I paid the check, and we got up to leave Frisch’s.

“Kara, I can’t even begin to tell you how much I love you,” I said.

“Then show me,” she smirked. “Take me back to the house and make love to me.”

We drove back to the Spencers’ house and made love twice, slowly and passionately, pouring our souls into each other. We cuddled for a bit afterwards, then showered and dressed. We were sitting in the living room when Mrs. Spencer came home. She asked if I was staying the night and I told her I wasn’t sure yet, but I’d let her know. Kara raised an eyebrow, so I took her hand and led her to the basement so we could talk.

“Joyce wanted me to stay at her grandfather’s house tonight,” I said.

Kara laughed, “Of course she did. I can’t stay with you, so go ahead. We can still have lunch tomorrow, right?”

“Yes, absolutely. I could stay here if you preferred.”

“No,” she said, shaking her head. “I don’t control you. You decide what you do. For now.”
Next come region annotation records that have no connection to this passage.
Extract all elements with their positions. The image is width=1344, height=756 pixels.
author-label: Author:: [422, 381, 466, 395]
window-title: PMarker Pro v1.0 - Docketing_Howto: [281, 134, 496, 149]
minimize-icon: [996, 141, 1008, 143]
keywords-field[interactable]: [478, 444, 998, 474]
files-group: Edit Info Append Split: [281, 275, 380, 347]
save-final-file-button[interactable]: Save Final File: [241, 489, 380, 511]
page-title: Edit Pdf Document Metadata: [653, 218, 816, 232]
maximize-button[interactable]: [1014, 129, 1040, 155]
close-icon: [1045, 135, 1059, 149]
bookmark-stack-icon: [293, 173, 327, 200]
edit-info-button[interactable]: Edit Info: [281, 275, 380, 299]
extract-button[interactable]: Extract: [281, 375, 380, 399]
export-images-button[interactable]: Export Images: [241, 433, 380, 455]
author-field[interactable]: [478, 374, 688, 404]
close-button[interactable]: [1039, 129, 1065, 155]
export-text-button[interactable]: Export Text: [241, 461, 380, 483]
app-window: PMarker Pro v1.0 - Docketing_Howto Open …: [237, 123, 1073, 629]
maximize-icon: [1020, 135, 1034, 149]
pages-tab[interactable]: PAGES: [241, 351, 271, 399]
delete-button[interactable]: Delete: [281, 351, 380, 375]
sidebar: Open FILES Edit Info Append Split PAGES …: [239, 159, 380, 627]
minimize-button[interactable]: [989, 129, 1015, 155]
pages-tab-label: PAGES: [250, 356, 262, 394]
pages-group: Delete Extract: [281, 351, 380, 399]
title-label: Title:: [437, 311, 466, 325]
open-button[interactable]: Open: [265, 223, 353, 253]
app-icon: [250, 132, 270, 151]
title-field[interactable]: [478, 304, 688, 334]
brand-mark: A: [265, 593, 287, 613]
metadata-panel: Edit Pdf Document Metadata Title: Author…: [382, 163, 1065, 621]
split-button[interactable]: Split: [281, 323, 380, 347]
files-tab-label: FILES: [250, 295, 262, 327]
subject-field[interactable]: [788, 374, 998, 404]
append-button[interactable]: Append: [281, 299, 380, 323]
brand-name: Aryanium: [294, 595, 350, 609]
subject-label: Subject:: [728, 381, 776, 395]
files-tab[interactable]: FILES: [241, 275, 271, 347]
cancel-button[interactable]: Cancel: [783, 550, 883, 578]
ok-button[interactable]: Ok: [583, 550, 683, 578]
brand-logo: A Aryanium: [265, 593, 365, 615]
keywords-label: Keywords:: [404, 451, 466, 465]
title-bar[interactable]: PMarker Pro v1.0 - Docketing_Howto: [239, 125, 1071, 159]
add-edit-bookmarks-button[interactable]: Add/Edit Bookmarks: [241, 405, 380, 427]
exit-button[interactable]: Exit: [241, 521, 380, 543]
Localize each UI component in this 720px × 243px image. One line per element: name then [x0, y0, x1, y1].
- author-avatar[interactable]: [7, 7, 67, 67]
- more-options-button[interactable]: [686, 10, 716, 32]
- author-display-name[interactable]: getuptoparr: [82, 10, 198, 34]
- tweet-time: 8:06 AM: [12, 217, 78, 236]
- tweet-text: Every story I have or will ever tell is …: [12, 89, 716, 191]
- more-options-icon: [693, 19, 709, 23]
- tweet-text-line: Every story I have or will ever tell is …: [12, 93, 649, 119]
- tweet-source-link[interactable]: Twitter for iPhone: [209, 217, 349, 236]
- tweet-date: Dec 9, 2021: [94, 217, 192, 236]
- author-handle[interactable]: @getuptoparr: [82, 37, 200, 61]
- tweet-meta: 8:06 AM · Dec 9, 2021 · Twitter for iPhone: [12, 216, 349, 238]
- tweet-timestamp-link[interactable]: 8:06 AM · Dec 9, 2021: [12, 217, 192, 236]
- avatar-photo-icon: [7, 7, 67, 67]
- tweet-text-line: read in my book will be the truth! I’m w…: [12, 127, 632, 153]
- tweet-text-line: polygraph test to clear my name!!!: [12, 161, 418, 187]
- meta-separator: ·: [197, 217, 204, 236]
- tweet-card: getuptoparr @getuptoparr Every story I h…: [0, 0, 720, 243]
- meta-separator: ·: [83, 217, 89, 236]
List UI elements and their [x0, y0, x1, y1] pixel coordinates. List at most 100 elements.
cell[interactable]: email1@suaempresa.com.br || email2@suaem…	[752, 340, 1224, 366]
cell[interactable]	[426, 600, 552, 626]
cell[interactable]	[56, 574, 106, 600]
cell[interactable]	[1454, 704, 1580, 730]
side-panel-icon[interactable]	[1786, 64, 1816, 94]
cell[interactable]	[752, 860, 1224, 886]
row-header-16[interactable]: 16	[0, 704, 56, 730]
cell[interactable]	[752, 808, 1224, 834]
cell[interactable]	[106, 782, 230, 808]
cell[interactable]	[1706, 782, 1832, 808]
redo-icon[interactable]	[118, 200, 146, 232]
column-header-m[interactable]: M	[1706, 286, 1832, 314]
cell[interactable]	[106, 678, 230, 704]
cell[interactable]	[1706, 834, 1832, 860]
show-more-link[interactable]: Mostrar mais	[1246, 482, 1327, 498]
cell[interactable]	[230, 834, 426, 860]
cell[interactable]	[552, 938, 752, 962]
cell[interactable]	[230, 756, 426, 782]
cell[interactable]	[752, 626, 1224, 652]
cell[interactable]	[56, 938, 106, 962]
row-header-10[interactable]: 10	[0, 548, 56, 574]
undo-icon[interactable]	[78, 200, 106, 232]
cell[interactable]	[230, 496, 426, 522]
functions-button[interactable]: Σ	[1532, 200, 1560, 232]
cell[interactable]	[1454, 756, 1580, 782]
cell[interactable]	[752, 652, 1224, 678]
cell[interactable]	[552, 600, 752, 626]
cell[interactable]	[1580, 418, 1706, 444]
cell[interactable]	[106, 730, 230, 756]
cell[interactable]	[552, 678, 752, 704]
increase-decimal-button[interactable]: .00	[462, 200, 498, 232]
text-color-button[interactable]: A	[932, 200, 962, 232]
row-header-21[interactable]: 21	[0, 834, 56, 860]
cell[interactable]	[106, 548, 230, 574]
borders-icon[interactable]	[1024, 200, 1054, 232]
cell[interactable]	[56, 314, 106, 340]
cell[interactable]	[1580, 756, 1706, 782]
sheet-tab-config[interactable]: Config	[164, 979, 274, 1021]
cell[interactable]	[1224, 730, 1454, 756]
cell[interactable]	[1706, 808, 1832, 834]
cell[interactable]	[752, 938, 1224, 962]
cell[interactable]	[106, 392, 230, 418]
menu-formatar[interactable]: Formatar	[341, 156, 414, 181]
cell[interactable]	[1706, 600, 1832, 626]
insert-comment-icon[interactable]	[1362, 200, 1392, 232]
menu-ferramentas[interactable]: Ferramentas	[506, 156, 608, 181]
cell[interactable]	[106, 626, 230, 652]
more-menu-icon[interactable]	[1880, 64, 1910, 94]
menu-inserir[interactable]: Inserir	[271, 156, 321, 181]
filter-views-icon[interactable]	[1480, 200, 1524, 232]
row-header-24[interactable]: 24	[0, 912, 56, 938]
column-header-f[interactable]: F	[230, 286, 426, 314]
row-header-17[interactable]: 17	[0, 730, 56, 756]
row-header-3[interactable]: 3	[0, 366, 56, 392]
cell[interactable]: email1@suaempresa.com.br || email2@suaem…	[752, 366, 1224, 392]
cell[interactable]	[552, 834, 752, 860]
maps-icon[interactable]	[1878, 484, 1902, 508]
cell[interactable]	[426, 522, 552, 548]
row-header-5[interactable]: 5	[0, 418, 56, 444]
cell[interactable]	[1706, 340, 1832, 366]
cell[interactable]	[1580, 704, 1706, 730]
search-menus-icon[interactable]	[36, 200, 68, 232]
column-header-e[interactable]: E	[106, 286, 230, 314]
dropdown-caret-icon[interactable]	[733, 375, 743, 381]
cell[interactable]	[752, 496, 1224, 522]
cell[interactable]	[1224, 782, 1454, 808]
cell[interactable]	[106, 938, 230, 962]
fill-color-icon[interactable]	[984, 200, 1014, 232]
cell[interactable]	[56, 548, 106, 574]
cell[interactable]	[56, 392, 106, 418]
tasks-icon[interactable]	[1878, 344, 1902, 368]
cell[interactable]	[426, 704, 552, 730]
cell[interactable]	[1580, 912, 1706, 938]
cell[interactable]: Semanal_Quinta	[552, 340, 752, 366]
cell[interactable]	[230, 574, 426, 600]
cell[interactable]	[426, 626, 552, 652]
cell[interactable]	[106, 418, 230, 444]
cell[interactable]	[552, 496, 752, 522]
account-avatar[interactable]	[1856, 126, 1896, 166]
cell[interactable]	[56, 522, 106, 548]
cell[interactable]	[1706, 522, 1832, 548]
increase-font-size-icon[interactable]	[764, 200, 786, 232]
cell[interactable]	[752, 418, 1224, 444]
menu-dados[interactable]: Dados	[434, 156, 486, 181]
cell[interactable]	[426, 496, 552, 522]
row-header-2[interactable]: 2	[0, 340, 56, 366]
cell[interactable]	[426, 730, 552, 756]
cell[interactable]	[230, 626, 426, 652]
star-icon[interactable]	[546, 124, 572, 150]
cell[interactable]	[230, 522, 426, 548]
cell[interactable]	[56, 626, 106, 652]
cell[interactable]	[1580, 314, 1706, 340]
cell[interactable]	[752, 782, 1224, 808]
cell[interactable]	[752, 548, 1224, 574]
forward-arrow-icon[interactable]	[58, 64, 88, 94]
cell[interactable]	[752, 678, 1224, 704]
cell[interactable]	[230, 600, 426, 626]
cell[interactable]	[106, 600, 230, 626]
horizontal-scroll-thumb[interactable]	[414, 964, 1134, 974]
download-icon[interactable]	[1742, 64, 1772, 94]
“I meant to ask — how are things between you and Joyce? You seem like you’ve become good friends.”

“We have,” Kara said. “I talk to her at least once a week. It’s nice to be able to talk to someone who has a very different perspective and a very different upbringing. It’s also nice that she knows you so well. It makes it easier to talk about things.”

“Things?”

“When I need advice. Believe it or not, she gives me pretty good advice on dealing with you. I was surprised at first because of how she feels things will end up, but I don’t detect even a hint of manipulation or cattiness. I actually really miss those dinners the three of us had together.”